Friday May 24th 2013

American Tragedy or Britney Overdose?

Britney Spears magazine coverBritney… (sigh!) I’d like to say that I’m tired of hearing about her and her craziness, but I’d be lying. I watch TMZ.com, read US weekly and pagesix.com. When People magazine splashes her face across it’s pages, I’m the first one to buy. The most recent has a black and white photo that looks similar to a mug shot, declaring that she has been committed. But when the most the most recent issue of Rolling Stone magazine arrived in my mail box this week, I had to step back and think.

Similar to the People magazine cover, Rolling Stone too used a black and white photo of the pop star in crisis. Here her sad face and pouting lips beautiful but cheerless; her face is shockingly honest—void of the insanity that we have become accustomed to in recent months.  She looks, well, tragic.
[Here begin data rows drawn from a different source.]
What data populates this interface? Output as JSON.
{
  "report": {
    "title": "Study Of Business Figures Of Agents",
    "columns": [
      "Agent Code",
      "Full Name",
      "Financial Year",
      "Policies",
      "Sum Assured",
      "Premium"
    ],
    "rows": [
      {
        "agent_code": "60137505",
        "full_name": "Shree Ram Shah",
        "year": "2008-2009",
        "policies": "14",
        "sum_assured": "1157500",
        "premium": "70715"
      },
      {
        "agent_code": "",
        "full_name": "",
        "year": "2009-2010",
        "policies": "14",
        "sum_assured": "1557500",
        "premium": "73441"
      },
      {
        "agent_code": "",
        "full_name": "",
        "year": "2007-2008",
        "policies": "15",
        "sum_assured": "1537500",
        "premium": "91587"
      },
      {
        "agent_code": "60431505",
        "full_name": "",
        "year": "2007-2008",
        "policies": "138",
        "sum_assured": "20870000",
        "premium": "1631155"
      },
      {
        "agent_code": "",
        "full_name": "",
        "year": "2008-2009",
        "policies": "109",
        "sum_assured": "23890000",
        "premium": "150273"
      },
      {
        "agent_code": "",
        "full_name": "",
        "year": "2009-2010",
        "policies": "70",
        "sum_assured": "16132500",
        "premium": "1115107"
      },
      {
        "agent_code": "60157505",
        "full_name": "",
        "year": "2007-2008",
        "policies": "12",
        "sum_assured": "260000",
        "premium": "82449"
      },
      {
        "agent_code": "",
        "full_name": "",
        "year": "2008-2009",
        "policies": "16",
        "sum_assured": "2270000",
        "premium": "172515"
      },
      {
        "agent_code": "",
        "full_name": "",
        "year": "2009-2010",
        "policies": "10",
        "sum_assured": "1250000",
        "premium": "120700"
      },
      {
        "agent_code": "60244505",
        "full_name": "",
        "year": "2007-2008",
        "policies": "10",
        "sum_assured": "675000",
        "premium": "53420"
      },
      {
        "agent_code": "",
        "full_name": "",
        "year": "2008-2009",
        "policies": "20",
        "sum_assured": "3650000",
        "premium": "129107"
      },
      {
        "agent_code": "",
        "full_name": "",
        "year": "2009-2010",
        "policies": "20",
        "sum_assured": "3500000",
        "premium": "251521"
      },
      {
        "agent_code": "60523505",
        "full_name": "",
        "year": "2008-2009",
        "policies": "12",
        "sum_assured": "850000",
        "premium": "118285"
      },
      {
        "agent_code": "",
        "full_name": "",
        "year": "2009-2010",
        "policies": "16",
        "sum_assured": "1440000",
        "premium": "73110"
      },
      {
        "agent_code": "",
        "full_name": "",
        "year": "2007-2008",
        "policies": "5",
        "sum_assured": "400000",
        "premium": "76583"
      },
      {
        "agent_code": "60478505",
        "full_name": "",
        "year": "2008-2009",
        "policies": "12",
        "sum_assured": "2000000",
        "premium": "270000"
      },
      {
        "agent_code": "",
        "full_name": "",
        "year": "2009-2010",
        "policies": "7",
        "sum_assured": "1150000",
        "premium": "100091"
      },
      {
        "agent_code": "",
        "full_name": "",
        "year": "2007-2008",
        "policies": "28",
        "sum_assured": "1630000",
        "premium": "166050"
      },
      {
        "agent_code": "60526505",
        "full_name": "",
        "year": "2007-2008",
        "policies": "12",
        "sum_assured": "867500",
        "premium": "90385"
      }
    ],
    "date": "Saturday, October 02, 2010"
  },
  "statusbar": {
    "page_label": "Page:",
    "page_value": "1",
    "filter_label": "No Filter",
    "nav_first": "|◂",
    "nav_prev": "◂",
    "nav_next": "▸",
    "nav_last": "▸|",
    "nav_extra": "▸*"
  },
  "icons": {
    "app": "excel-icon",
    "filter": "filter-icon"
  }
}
The photo conveys what Rolling Stone declares in their sub title:  Britney Spears: Inside an American Tragedy.  An assertion that is wholly different from anything that would be read in Star or perezhilton.com.

So I read the article. And yes, I get my daily dose of Britney juice. But then I start thinking: American tragedy? Really? Um, not so much. Is the story sad: yes. Does the woman have serious mental issues? Yes. Is it a shame that she’s been taken advantage of by those she trusted most? Of course. But that does not a tragedy make.
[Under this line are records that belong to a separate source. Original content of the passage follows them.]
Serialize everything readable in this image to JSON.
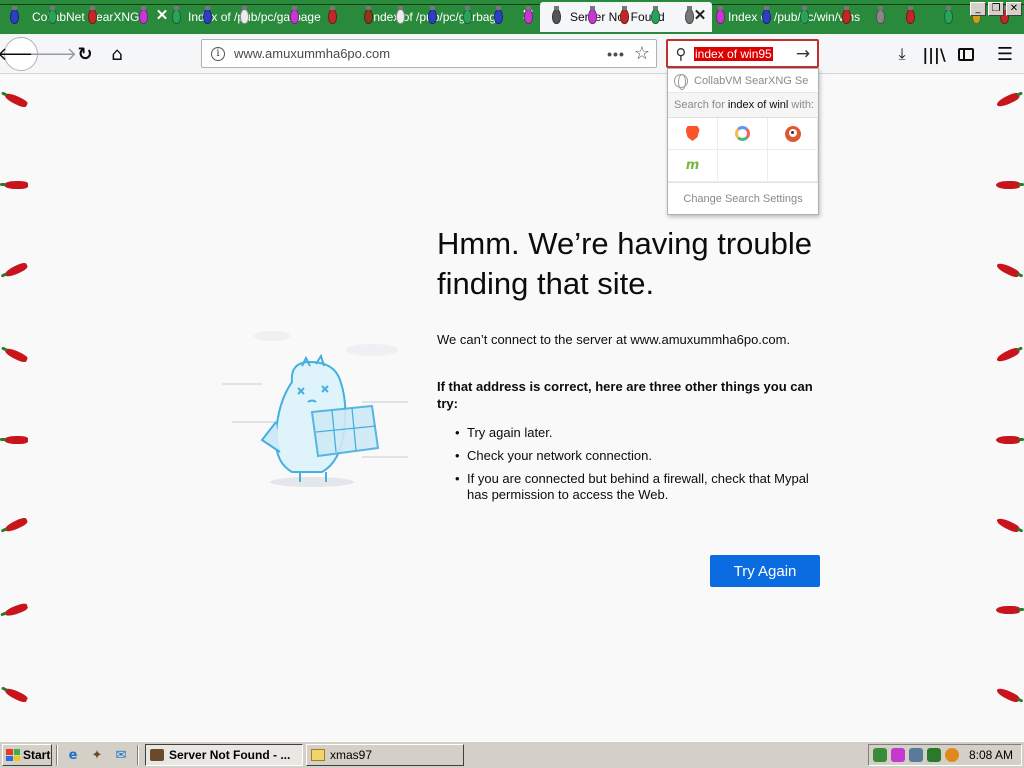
{
  "tabs": [
    {
      "label": "CollabNet SearXNG",
      "active": false
    },
    {
      "label": "Index of /pub/pc/garbage",
      "active": false
    },
    {
      "label": "Index of /pub/pc/garbage",
      "active": false
    },
    {
      "label": "Server Not Found",
      "active": true
    },
    {
      "label": "Index of /pub/pc/win/vms",
      "active": false
    }
  ],
  "window_controls": {
    "minimize": "_",
    "restore": "❐",
    "close": "✕"
  },
  "navbar": {
    "back_icon": "🡐",
    "forward_icon": "🡒",
    "reload_icon": "↻",
    "home_icon": "⌂",
    "url": "www.amuxummha6po.com",
    "info_icon": "i",
    "page_actions_icon": "•••",
    "bookmark_icon": "☆",
    "search_query": "index of win95",
    "search_icon": "⚲",
    "search_go_icon": "→",
    "downloads_icon": "⤓",
    "library_icon": "|||\\",
    "menu_icon": "☰"
  },
  "search_popup": {
    "suggestion": "CollabVM SearXNG Se",
    "search_for_prefix": "Search for",
    "search_for_query": "index of winl",
    "search_for_suffix": "with:",
    "engines": [
      "brave",
      "qwant",
      "duckduckgo",
      "mojeek"
    ],
    "settings": "Change Search Settings"
  },
  "error_page": {
    "title": "Hmm. We’re having trouble finding that site.",
    "description": "We can’t connect to the server at www.amuxummha6po.com.",
    "subtitle": "If that address is correct, here are three other things you can try:",
    "suggestions": [
      "Try again later.",
      "Check your network connection.",
      "If you are connected but behind a firewall, check that Mypal has permission to access the Web."
    ],
    "try_again": "Try Again"
  },
  "taskbar": {
    "start": "Start",
    "tasks": [
      {
        "label": "Server Not Found - ...",
        "active": true
      },
      {
        "label": "xmas97",
        "active": false
      }
    ],
    "clock": "8:08 AM"
  },
  "colors": {
    "tab_strip": "#2a8a3c",
    "accent_button": "#0a6ce0",
    "search_highlight": "#dd0000",
    "pepper": "#c8141c"
  }
}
To the article’s credit, it does go into Britney’s history as a sex symbol and how that has contributed to a problematic construction of self by the singer. However, none of that stuff happened in a fish bowl. That is to say, very few folks were alluding to how tragic her story was when she was on the cover of the same magazine with pink hot shorts, pretending to ride a children’s bike in 1999.  Or when she was hugging a Teletubby two years later or wearing nothing but a men’s white dress shirt two years after that. Long story short: none of us, not even me, were saying how tragic her situation was until last week when her descent into the realm of the insane could no longer be denied. 
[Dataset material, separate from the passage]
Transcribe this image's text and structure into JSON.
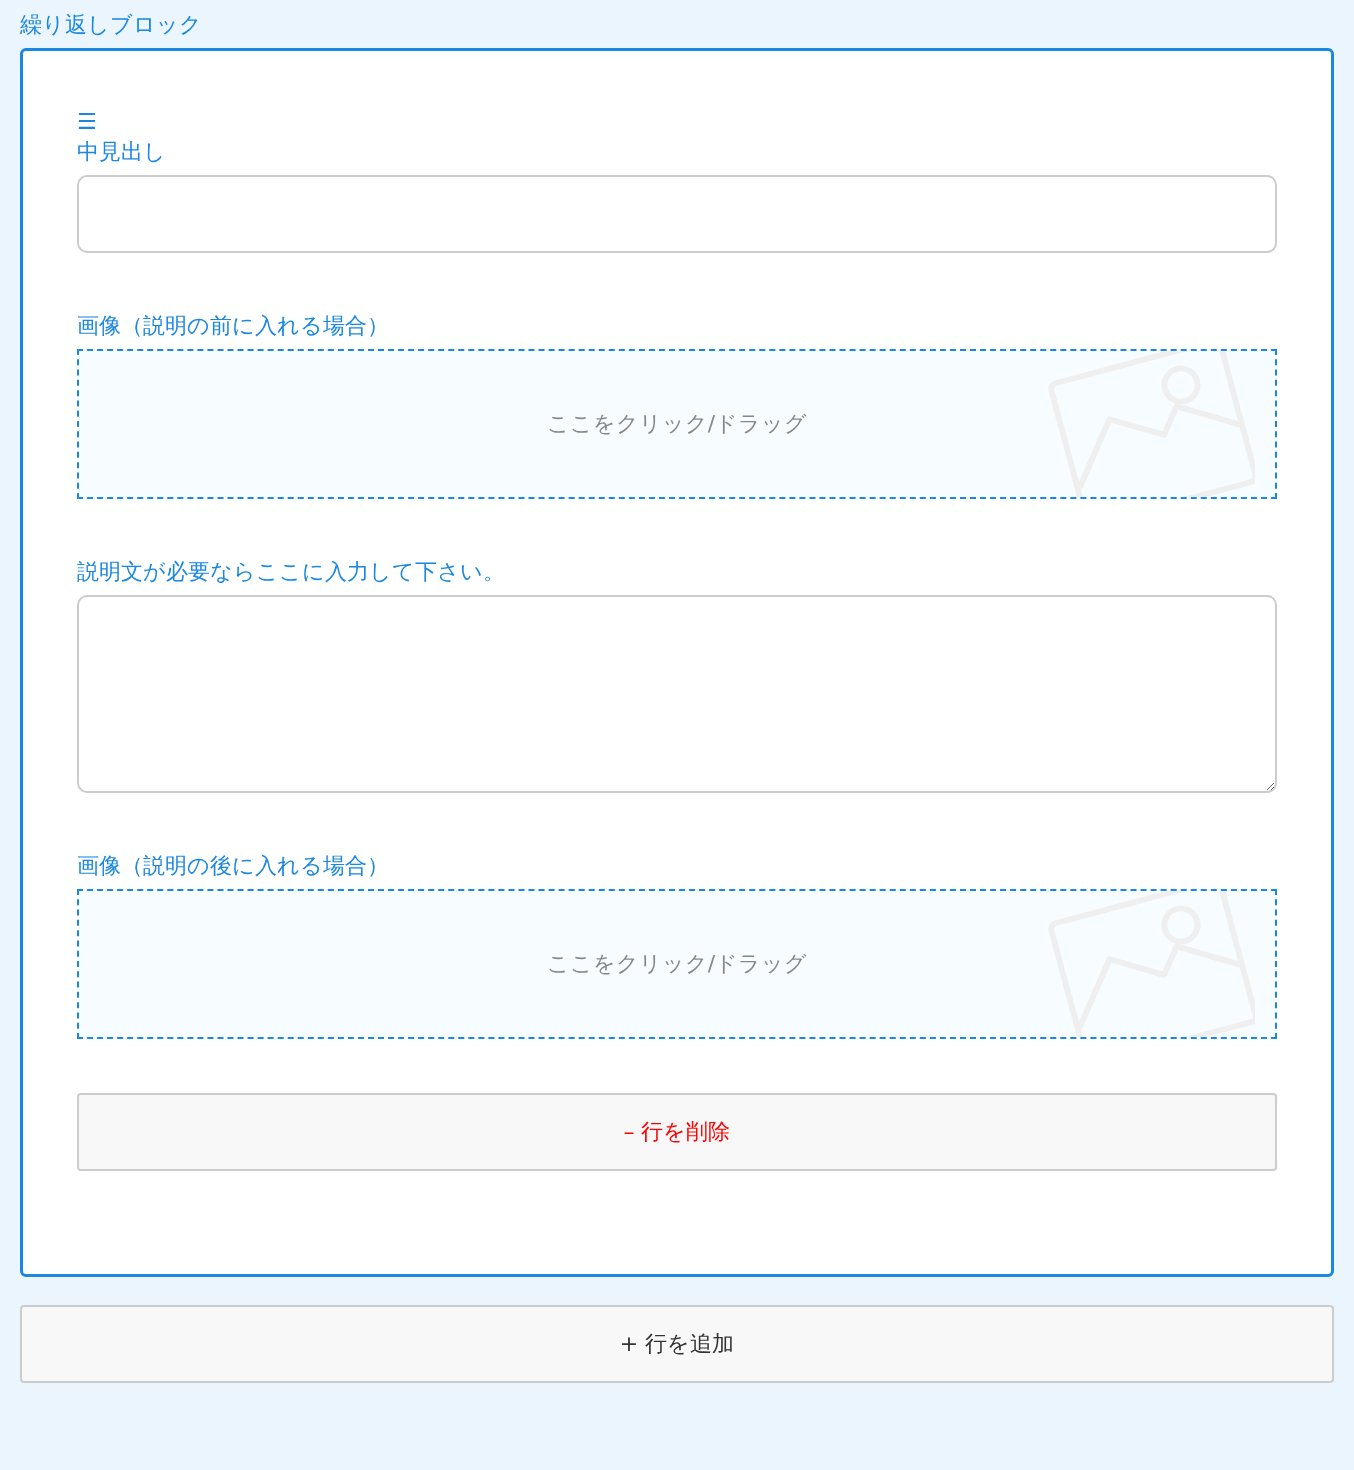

Perhaps the tragedy here is not her as an individual or even the small circle of people around her. If anything is tragic it’s that her radius of influence is so large that we all are included, yet we also sit on the side lines, waiting for the next episode of Britney: the lunacy chronicles to begin. The focus should be on us, the public, who say how sad it is that this young, over sexualized white woman runs around town flashing her hoohoo yet never calling into question the person who took the photo. Now that's tragic.